Cependant, il s'est avéré par la suite que Schauer n'avait jamais étudié l'objet avant de faire cette affirmation, et qu'il n'avait pas non plus publié ses théories dans une revue à comité de lecture. Les objections de Schauer ont néanmoins choqué la communauté archéologique allemande et soulevé d'importantes questions quant à l'authenticité du disque.
Le premier était que, en raison des circonstances de sa découverte, le disque de Nebra n'a pas de contexte archéologique sûr. Il est donc extrêmement difficile de le dater avec précision, d'autant plus qu'il n'y a rien de similaire avec lequel le comparer. La datation de l'objet dépend de la datation typologique des armes de l'âge du bronze qui ont été mises en vente avec lui et qui sont censées provenir du même site. Ces haches et épées ont été datées du milieu du 2e millénaire avant notre ère.
Des preuves solides de l'ancienneté du disque ont été apportées par l'Institut de recherche archéologique de Halle, en Allemagne. L'Institut a soumis l'artefact à une série exhaustive de tests qui confirment son authenticité. Par exemple, le cuivre utilisé sur le disque a été retracé jusqu'à une mine de l'âge du bronze au fin fond des Alpes autrichiennes. Les tests ont également permis de découvrir qu'un mélange pratiquement unique de cristaux durs de malachite recouvre l'objet. En outre, la microphotographie de la corrosion sur le disque a produit des images qui ont prouvé qu'il s'agissait d'un objet authentiquement ancien et qu'il ne pouvait pas avoir été fabriqué par un faussaire.

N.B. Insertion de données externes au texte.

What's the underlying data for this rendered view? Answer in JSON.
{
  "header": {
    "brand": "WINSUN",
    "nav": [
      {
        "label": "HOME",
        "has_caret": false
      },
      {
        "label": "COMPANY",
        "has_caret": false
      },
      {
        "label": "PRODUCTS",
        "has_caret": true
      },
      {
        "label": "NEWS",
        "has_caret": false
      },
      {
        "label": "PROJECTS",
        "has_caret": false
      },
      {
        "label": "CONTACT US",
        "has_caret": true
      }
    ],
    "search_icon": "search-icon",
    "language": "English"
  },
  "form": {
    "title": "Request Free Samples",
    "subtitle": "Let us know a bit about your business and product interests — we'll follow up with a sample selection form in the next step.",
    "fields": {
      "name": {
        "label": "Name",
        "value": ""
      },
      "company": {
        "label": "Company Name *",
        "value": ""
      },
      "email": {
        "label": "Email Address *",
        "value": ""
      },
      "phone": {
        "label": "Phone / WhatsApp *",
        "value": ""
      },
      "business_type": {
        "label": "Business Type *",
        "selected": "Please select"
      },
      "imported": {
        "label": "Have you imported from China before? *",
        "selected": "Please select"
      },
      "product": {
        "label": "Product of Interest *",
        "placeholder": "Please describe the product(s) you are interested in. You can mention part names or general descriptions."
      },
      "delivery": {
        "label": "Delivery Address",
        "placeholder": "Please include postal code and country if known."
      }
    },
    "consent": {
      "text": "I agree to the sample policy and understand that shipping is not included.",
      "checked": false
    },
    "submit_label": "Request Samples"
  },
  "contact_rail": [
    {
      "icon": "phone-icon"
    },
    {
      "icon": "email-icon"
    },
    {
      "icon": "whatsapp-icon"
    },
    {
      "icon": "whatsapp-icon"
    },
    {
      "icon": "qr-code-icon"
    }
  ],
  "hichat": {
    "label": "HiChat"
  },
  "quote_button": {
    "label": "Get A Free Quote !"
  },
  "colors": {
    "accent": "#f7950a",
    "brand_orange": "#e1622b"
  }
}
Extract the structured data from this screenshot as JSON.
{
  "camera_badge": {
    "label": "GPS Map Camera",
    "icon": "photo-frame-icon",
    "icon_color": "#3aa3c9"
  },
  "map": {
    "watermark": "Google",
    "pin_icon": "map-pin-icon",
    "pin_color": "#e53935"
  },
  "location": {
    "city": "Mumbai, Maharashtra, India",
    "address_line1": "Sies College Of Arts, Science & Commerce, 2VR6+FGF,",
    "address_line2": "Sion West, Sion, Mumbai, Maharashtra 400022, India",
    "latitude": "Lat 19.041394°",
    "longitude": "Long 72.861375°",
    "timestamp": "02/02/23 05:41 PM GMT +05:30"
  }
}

Les derniers examens du disque, effectués par un groupe de chercheurs allemands au début de l'année 2006, ont abouti à la conclusion qu'il était bel et bien authentique et qu'il avait fonctionné comme une horloge astronomique et astrologique complexe pour la synchronisation des calendriers solaire et lunaire. En 2010, des scientifiques des universités allemandes de Mayence et de Halle Wittenberg ont émis l'hypothèse que le disque était peut-être tombé en désuétude à la suite de l'éruption volcanique catastrophique sur l'île méditerranéenne de Théra (l'actuelle Santorin). Les scientifiques pensent que l'énorme couche de cendres qui obscurcit le ciel, peut-être jusqu'en Europe centrale, pendant deux ou trois décennies, aurait mis fin au culte du soleil. Leur foi aurait été ébranlée par les effets de l'éruption - baisse des températures, mauvaises récoltes - et la culture qui avait fabriqué le disque céleste de Nebra se serait tout simplement débarrassée de l'artefact.
Le disque céleste de Nebra est le plus ancien guide céleste connu découvert à ce jour et certainement, avec le site de Goseck, les premiers exemples de connaissances astrologiques détaillées en Europe. Mais l'histoire ne s'arrête peut-être pas là. Wolfhard Schlosser est persuadé que le disque, actuellement évalué à 11,2 millions de dollars, faisait partie d'une paire et que l'autre attend toujours d'être trouvé, quelque part sur le site de Nebra.